Toutefois, nous pouvons vous suggérer monsieur Roger Lafrance et son roman L’affaire Tellier de même que monsieur Luc Saint Hilaire et ses séries l’Eldnade et Les Princes de Santerre.
Wow. Je suis désolé de constater qu'ELLE me propose des livre platte d'enquête policière d'un policier déchu... très original.
Patrick, je suis un homme, qui cherche à lire des livres qui me ressemble. Un homme peux manger de la salade, mais ce n'est pas satisfesant comme de manger un bon steak patate!
Le jour où une maison d'édition sortira ses couilles pour les montrer là seulement, je commencerai à acheter québecois et non des traduction américaine.
Vraiment pas d'accord avec toi. Je pense que tu généralises et je ressens beaucoup d'amertume dans tes propos. Je pense que tu devrais justement fouiller encore plus. Tu y ferais de belles découvertes de la littérature policière d'ici.
Patrick, je ne suis pas un fan de roman Policier mais d'action. Pour moi, les roman policiers sont tous écris dans le même plan. La réponse de la maison d'édition est véridique et je te mets au défi de faire le tour des maisons d'édition et de chercher par auteur. Tu découvriras que les hommes écrives des poésies, des recettes, des livres d'introspections. À part Sénécal, qui je trouve trop "over the top" moi l'horreur, pas un gros fan.

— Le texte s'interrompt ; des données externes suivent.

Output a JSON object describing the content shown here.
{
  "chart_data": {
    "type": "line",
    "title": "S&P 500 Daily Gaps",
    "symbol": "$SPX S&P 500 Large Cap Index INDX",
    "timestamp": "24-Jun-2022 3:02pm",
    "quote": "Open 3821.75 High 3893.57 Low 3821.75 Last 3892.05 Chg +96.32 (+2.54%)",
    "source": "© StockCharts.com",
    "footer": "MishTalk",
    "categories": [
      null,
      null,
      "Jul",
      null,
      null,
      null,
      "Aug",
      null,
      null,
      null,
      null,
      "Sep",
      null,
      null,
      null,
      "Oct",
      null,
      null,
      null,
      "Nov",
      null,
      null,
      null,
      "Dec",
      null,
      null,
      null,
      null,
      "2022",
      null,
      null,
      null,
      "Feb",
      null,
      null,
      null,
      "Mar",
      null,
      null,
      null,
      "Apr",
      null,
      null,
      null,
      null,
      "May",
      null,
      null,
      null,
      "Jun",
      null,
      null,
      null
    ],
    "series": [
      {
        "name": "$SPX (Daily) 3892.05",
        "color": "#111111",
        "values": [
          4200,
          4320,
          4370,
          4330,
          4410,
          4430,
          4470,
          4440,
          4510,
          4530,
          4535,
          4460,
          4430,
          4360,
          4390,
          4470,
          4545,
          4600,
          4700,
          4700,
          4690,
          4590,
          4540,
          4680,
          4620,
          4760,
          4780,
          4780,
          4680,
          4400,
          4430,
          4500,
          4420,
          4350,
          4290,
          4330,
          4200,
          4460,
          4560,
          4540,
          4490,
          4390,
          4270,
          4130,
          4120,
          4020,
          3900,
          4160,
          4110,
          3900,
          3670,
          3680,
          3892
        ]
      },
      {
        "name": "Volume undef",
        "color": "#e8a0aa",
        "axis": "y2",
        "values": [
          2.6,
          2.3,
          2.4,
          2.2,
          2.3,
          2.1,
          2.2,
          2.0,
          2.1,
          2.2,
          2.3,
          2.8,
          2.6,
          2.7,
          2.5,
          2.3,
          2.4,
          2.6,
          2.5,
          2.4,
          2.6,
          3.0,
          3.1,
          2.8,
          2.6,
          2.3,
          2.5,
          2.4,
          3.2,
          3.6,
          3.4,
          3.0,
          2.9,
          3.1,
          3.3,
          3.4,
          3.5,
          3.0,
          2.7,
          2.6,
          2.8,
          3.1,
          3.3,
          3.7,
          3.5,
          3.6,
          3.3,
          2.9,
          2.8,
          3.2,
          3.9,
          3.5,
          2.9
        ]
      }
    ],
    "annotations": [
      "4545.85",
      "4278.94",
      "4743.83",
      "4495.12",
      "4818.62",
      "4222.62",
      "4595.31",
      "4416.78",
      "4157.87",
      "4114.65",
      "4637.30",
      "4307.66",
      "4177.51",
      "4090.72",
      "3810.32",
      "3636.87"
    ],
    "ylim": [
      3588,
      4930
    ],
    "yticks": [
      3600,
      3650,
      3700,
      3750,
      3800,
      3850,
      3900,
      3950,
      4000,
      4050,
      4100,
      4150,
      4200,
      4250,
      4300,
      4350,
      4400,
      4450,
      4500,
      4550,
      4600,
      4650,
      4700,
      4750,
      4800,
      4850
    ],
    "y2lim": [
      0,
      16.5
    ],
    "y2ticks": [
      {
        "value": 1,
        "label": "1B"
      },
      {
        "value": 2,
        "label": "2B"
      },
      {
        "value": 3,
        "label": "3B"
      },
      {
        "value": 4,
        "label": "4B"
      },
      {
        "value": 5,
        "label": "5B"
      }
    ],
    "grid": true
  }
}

Va dans les sections roman et tu vas constater que c'est 99% des femmes et lorsque c'est un homme, c'est un roman jeunesse. Oui j'ai de l'amertume. De l'amertume d'être obligé d'écrire pour des femmes. Des triangle amoureux, des hoo! et des haa! Aujourd'hui, avec la mondialisation, il est clair qu'il nous faut des auteurs qui font la une, qui on du carisme, qui on de la gueule. Tout est féminisé à un point que l'homme ne se retrouve pas dans cet univers bondée d'estrogène. Je n'ai rien contre les femmes, je dis juste qu'il doit y avoir un ratio égale d'auteur masculin féminin. Est-ce que tu connais beaucoup de fan feminine de Star trek, star wars, Bourne identity...de Tom clancy, Lundlum, Connely?
Trouves-moi 1 titre d'un bon roman d'action québecois qui n'est pas un roman policier et je l'achète et le lit.
Toute la saga des Gestionnaires de l'apocalypse de Jean-Jacques Pelletier.
extrait du plus récent bulletin de l'UNEQ:
"Parmi les faits saillants de l’enquête, mentionnons que les deux tiers des écrivains reçoivent moins de 5 000 $ de leur pratique de création littéraire, mais aussi que les écrivains consacrent en moyenne 43 % de leur temps de travail à la création littéraire. Ceux qui consacrent plus des deux tiers de leur temps de travail à l’écriture sont aussi ceux dont les revenus personnels sont les plus faibles. Il y a toutefois un petit nombre d’écrivains (30) qui tirent des revenus de création de l’ordre de 60 000 $ et plus. Notons également qu’en 2008, seulement 13 % des écrivains ont reçu 20 000 $ ou plus de leurs activités de création littéraire, alors que le revenu personnel médian au Québec en 2006 se chiffrait à 29 975 $."
Très intéressants comme chiffres. Merci.